Lavie Tidhar's selfie horror story.
What makes for a brilliant book cover?
A conference I really would be keen to go to!
Helen DeWitt's library on display at the Artists Space on Greene St. through early November.
"Go to Work on an Egg."
Coach David's wife Megan takes the 50K trail championship!
Anna Deveare Smith on artists' discipline.
Eighteenth-century maven Devoney Looser (a.k.a. "Stone Cold Jane Austen) on the roller derby revival.
Good tip from Nico about an upcoming Britten performance: I have a ticket for Oct. 30.
Ebola watch: we ain't seen nothin' yet.... (More Ebola - that story's from a couple weeks ago and already feels ominously out of date.)
Meager light reading around the edges of an extremely busy September: Willy Voet, Breaking the Chain: Drugs and Cycling - The True Story (Voet is a remarkably unsympathetic character, but it is a fascinating account regardless); Darryl Gregory, We Are All Completely Fine (I really like this guy's books!); M. M. Kaye's The Ordinary Princess, which Katharine Beutner made me think of; and Lauren Beukes, Broken Monsters. Was alternating this week between Kipling's stories and the first volume of Jeff VanderMeer's Southern Reach trilogy (shuttling back and forth between different bits of light reading is pretty invariably a sign of deep fatigue), but fell back last night in state of utter exhaustion on Seanan McGuire's new October Daye novel, which was more what I was in the mood for.
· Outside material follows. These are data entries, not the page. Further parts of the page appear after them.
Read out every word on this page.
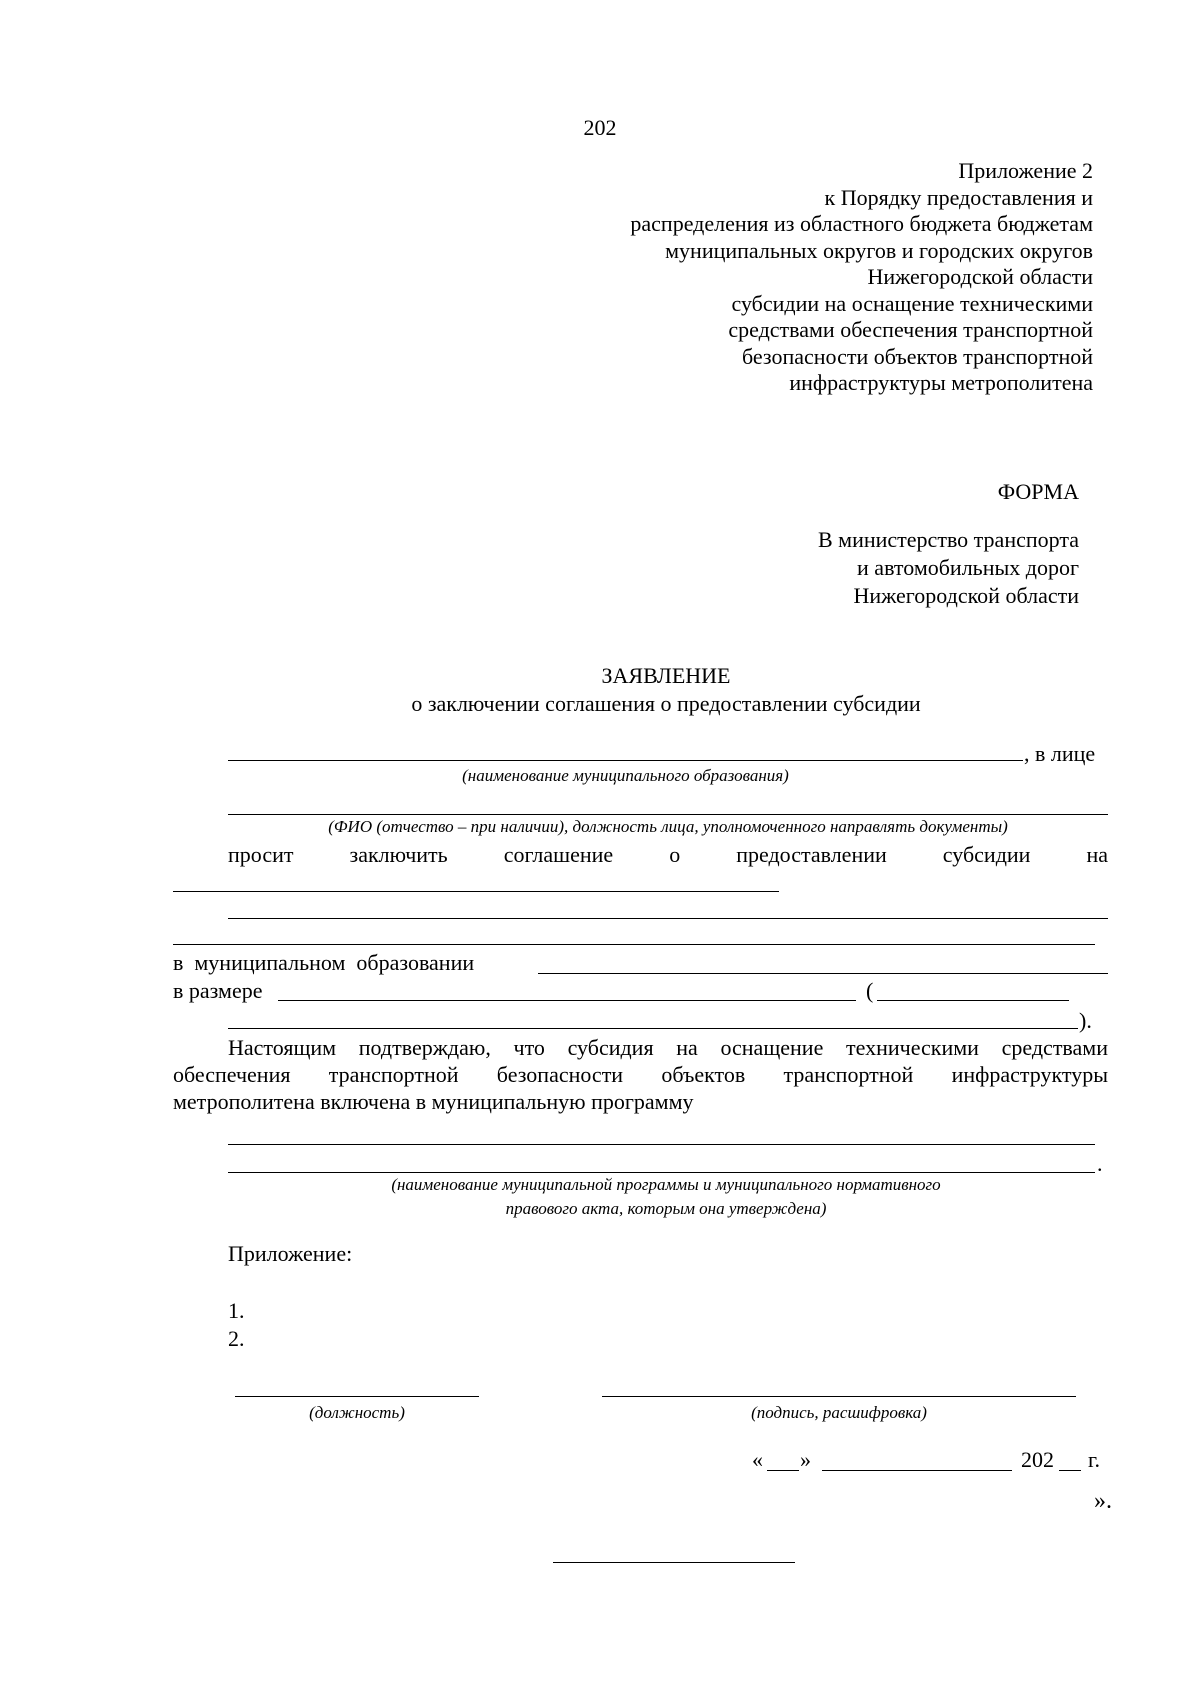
202
Приложение 2
к Порядку предоставления и
распределения из областного бюджета бюджетам
муниципальных округов и городских округов
Нижегородской области
субсидии на оснащение техническими
средствами обеспечения транспортной
безопасности объектов транспортной
инфраструктуры метрополитена
ФОРМА
В министерство транспорта
и автомобильных дорог
Нижегородской области
ЗАЯВЛЕНИЕ
о заключении соглашения о предоставлении субсидии
, в лице
(наименование муниципального образования)
(ФИО (отчество – при наличии), должность лица, уполномоченного направлять документы)
просит	заключить	соглашение	о	предоставлении	субсидии	на
в  муниципальном  образовании
в размере	(
).
Настоящим подтверждаю, что субсидия на оснащение техническими средствами
обеспечения транспортной безопасности объектов транспортной инфраструктуры
метрополитена включена в муниципальную программу
.
(наименование муниципальной программы и муниципального нормативного
правового акта, которым она утверждена)
Приложение:
1.
2.
(должность)	(подпись, расшифровка)
« »	202 г.
».
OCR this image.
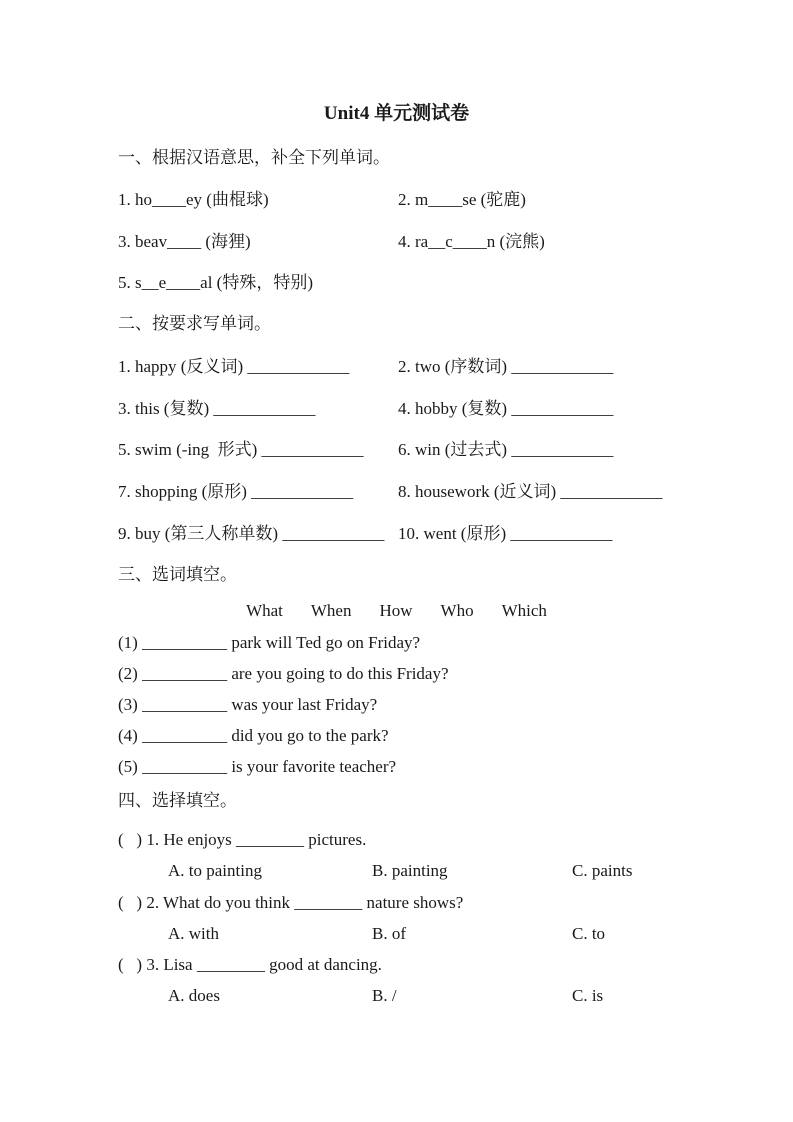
Unit4 单元测试卷
一、根据汉语意思，补全下列单词。
1. ho____ey (曲棍球)	2. m____se (驼鹿)
3. beav____ (海狸)	4. ra__c____n (浣熊)
5. s__e____al (特殊，特别)
二、按要求写单词。
1. happy (反义词) ____________	2. two (序数词) ____________
3. this (复数) ____________	4. hobby (复数) ____________
5. swim (-ing  形式) ____________ 6. win (过去式) ____________
7. shopping (原形) ____________	8. housework (近义词) ____________
9. buy (第三人称单数) ____________ 10. went (原形) ____________
三、选词填空。
What When How Who Which
(1) __________ park will Ted go on Friday?
(2) __________ are you going to do this Friday?
(3) __________ was your last Friday?
(4) __________ did you go to the park?
(5) __________ is your favorite teacher?
四、选择填空。
(   ) 1. He enjoys ________ pictures.
A. to painting	B. painting	C. paints
(   ) 2. What do you think ________ nature shows?
A. with	B. of	C. to
(   ) 3. Lisa ________ good at dancing.
A. does	B. /	C. is
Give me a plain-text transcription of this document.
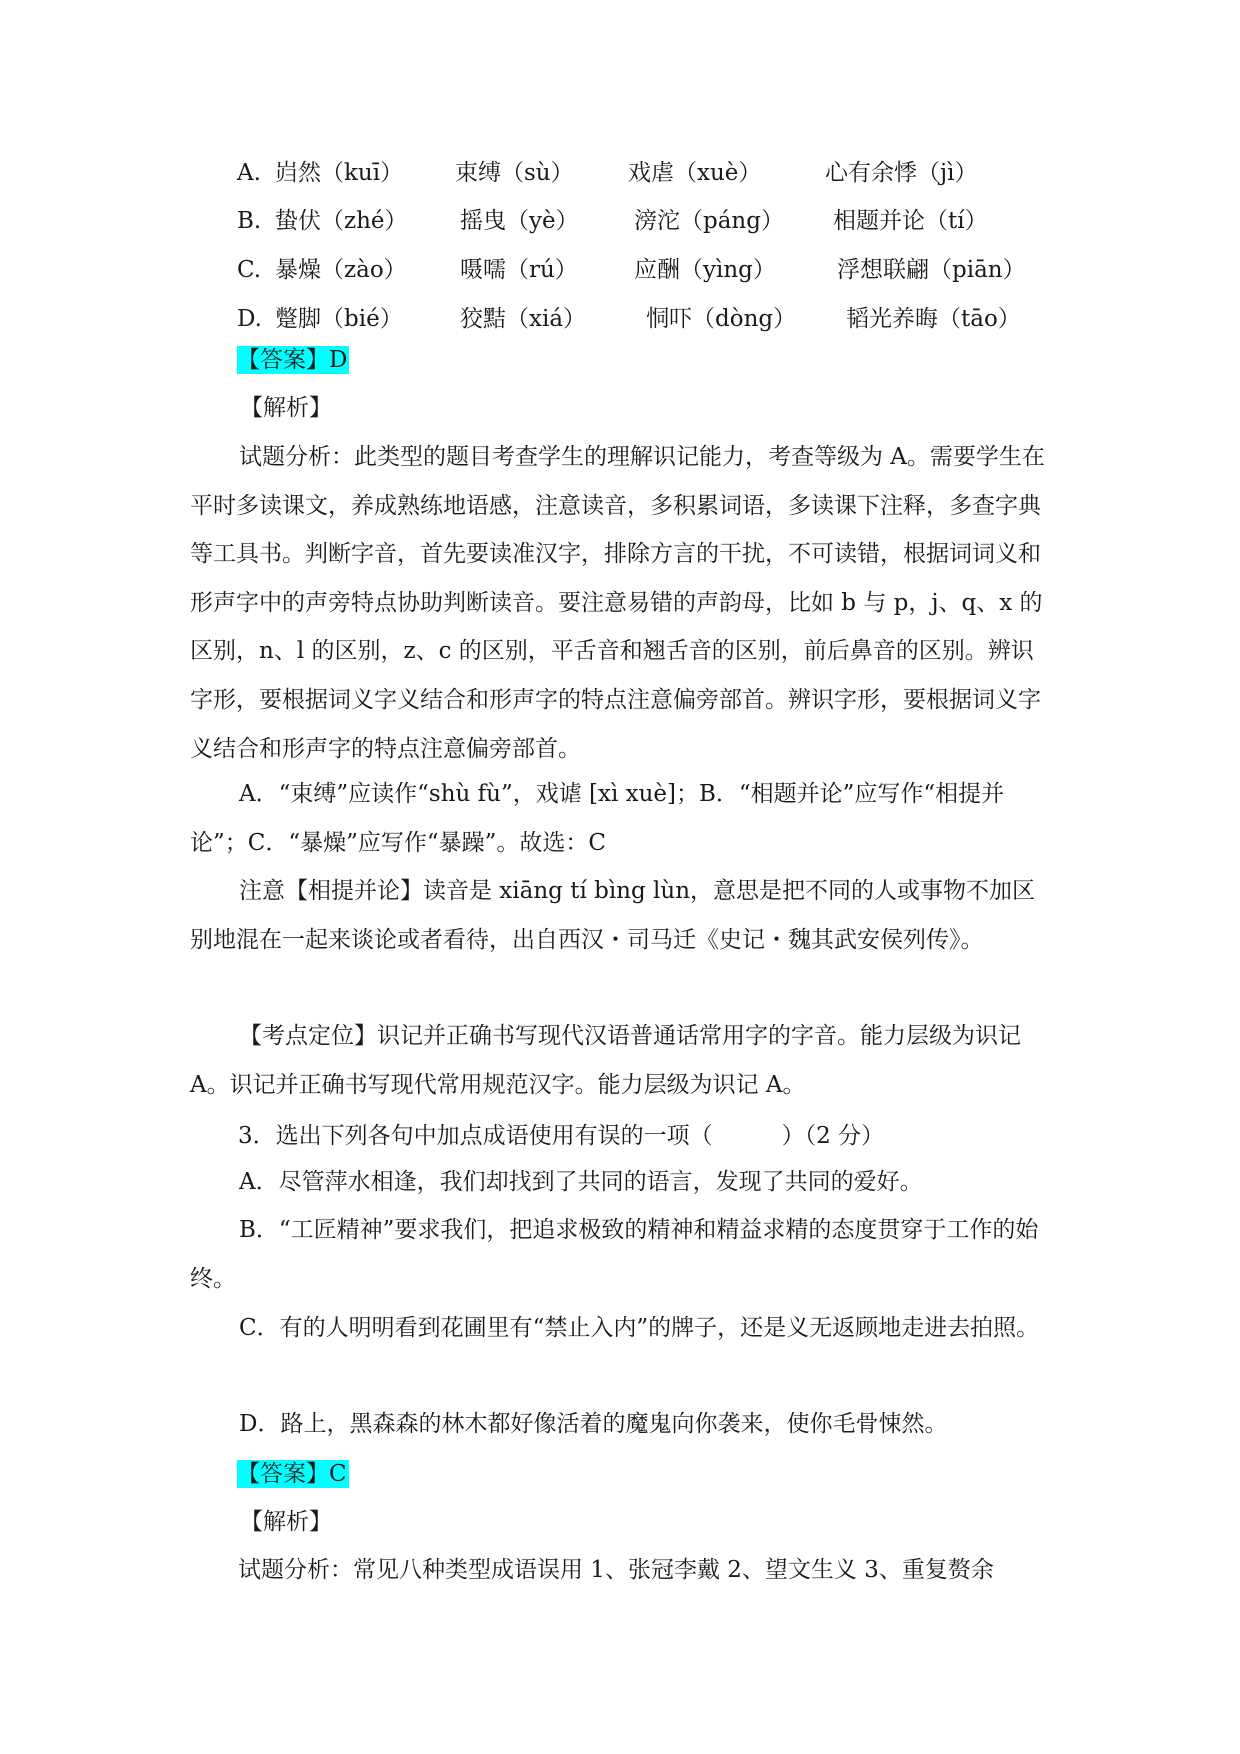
A. 岿然（kuī） 束缚（sù） 戏虐（xuè）	心有余悸（jì）
B. 蛰伏（zhé） 摇曳（yè） 滂沱（páng） 相题并论（tí）
C. 暴燥（zào） 嗫嚅（rú） 应酬（yìng）	浮想联翩（piān）
D. 蹩脚（bié） 狡黠（xiá）	恫吓（dòng） 韬光养晦（tāo）
【答案】D
【解析】

试题分析：此类型的题目考查学生的理解识记能力，考查等级为 A。需要学生在平时多读课文，养成熟练地语感，注意读音，多积累词语，多读课下注释，多查字典等工具书。判断字音，首先要读准汉字，排除方言的干扰，不可读错，根据词词义和形声字中的声旁特点协助判断读音。要注意易错的声韵母，比如 b 与 p，j、q、x 的区别，n、l 的区别，z、c 的区别，平舌音和翘舌音的区别，前后鼻音的区别。辨识字形，要根据词义字义结合和形声字的特点注意偏旁部首。辨识字形，要根据词义字义结合和形声字的特点注意偏旁部首。

A．“束缚”应读作“shù fù”，戏谑 [xì xuè]；B．“相题并论”应写作“相提并论”；C．“暴燥”应写作“暴躁”。故选：C

注意【相提并论】读音是 xiāng tí bìng lùn，意思是把不同的人或事物不加区别地混在一起来谈论或者看待，出自西汉・司马迁《史记・魏其武安侯列传》。

【考点定位】识记并正确书写现代汉语普通话常用字的字音。能力层级为识记 A。识记并正确书写现代常用规范汉字。能力层级为识记 A。

3．选出下列各句中加点成语使用有误的一项（　　　）（2 分）

A．尽管萍水相逢，我们却找到了共同的语言，发现了共同的爱好。

B．“工匠精神”要求我们，把追求极致的精神和精益求精的态度贯穿于工作的始终。

C．有的人明明看到花圃里有“禁止入内”的牌子，还是义无返顾地走进去拍照。

D．路上，黑森森的林木都好像活着的魔鬼向你袭来，使你毛骨悚然。

【答案】C
【解析】
试题分析：常见八种类型成语误用 1、张冠李戴 2、望文生义 3、重复赘余
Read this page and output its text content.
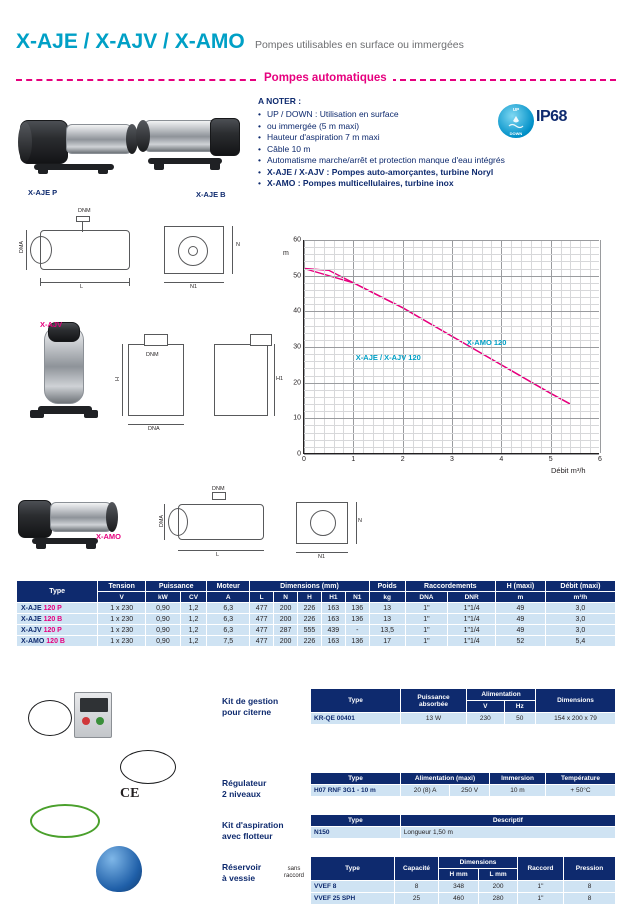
X-AJE / X-AJV / X-AMO Pompes utilisables en surface ou immergées
Pompes automatiques
A NOTER :
• UP / DOWN : Utilisation en surface
• ou immergée (5 m maxi)
• Hauteur d'aspiration 7 m maxi
• Câble 10 m
• Automatisme marche/arrêt et protection manque d'eau intégrés
• X-AJE / X-AJV : Pompes auto-amorçantes, turbine Noryl
• X-AMO : Pompes multicellulaires, turbine inox
UP
DOWN
IP68
X-AJE P	X-AJE B
DNM
DMA
L
N
N1
X-AJV
H
DNM
DNA
H1
X-AMO
DNM
DMA
L
N
N1
0
10
20
30
40
50
60
0	1	2	3	4	5	6
X-AMO 120
X-AJE / X-AJV 120
m
Débit m³/h
Type	Tension	Puissance		Moteur	Dimensions (mm)					Poids	Raccordements		H (maxi)	Débit (maxi)
	V	kW	CV	A	L	N	H	H1	N1	kg	DNA	DNR	m	m³/h
X-AJE 120 P	1 x 230	0,90	1,2	6,3	477	200	226	163	136	13	1"	1"1/4	49	3,0
X-AJE 120 B	1 x 230	0,90	1,2	6,3	477	200	226	163	136	13	1"	1"1/4	49	3,0
X-AJV 120 P	1 x 230	0,90	1,2	6,3	477	287	555	439	-	13,5	1"	1"1/4	49	3,0
X-AMO 120 B	1 x 230	0,90	1,2	7,5	477	200	226	163	136	17	1"	1"1/4	52	5,4
CE
Kit de gestion
pour citerne
Régulateur
2 niveaux
Kit d'aspiration
avec flotteur
Réservoir
à vessie
Type	Puissance absorbée	Alimentation		Dimensions
		V	Hz
KR-QE 00401	13 W	230	50	154 x 200 x 79
Type	Alimentation (maxi)		Immersion	Température
H07 RNF 3G1 - 10 m	20 (8) A	250 V	10 m	+ 50°C
Type	Descriptif
N150	Longueur 1,50 m
Type	Capacité	Dimensions		Raccord	Pression
		H mm	L mm		
VVEF 8	8	348	200	1"	8
VVEF 25 SPH	25	460	280	1"	8
sans
raccord
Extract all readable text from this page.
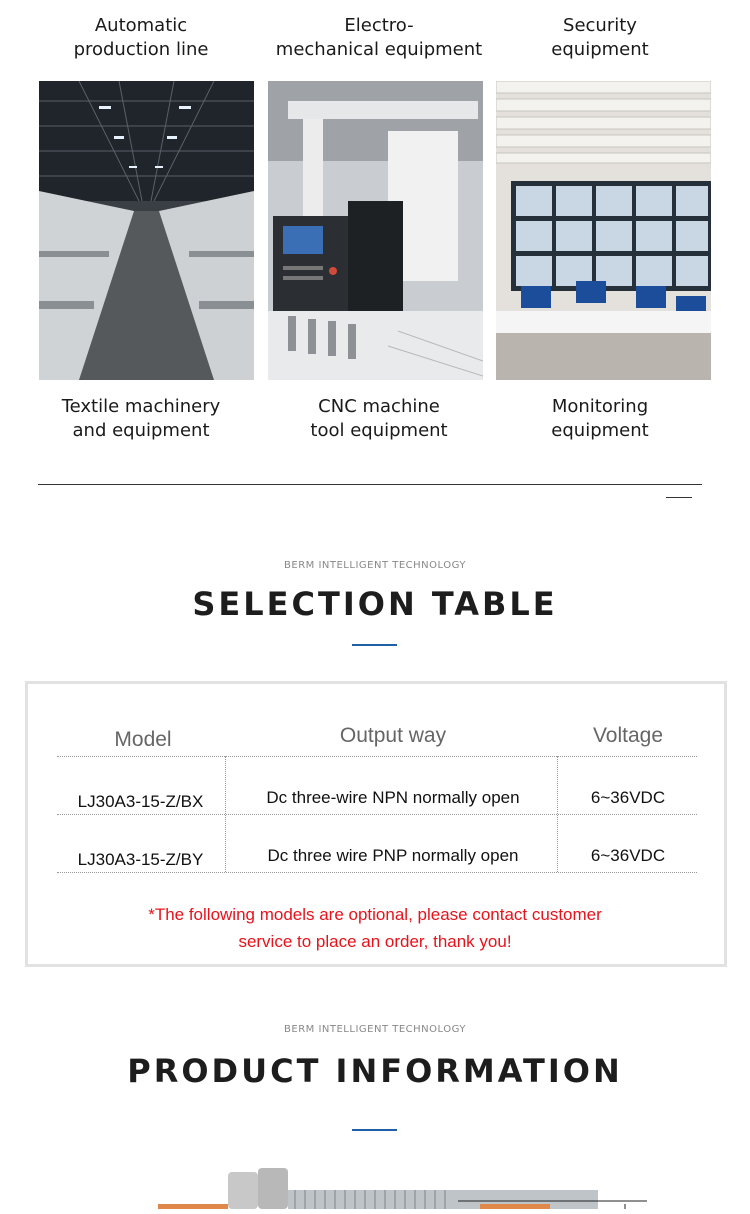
Automatic
production line
Electro-
mechanical equipment
Security
equipment
Textile machinery
and equipment
CNC machine
tool equipment
Monitoring
equipment
BERM INTELLIGENT TECHNOLOGY
SELECTION TABLE
Model	Output way	Voltage
LJ30A3-15-Z/BX	Dc three-wire NPN normally open	6~36VDC
LJ30A3-15-Z/BY	Dc three wire PNP normally open	6~36VDC
*The following models are optional, please contact customer
service to place an order, thank you!
BERM INTELLIGENT TECHNOLOGY
PRODUCT INFORMATION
Wonderful but overly busy schedule has also included breakfast with the author of a favorite book of mine, a black-tie Johnsonian gala at the Knickerbocker Club, a class visit from and dinner with the excellent author of an excellent book I taught last week in LTCM and the second meeting of the Manhattan Supper Club (we convene at G.'s place on Greene St. - we being me and my brother, sister-in-law and niece - and dine on pizza and associated delicacies at Arturo's, with optional add-on ice-cream module to follow!).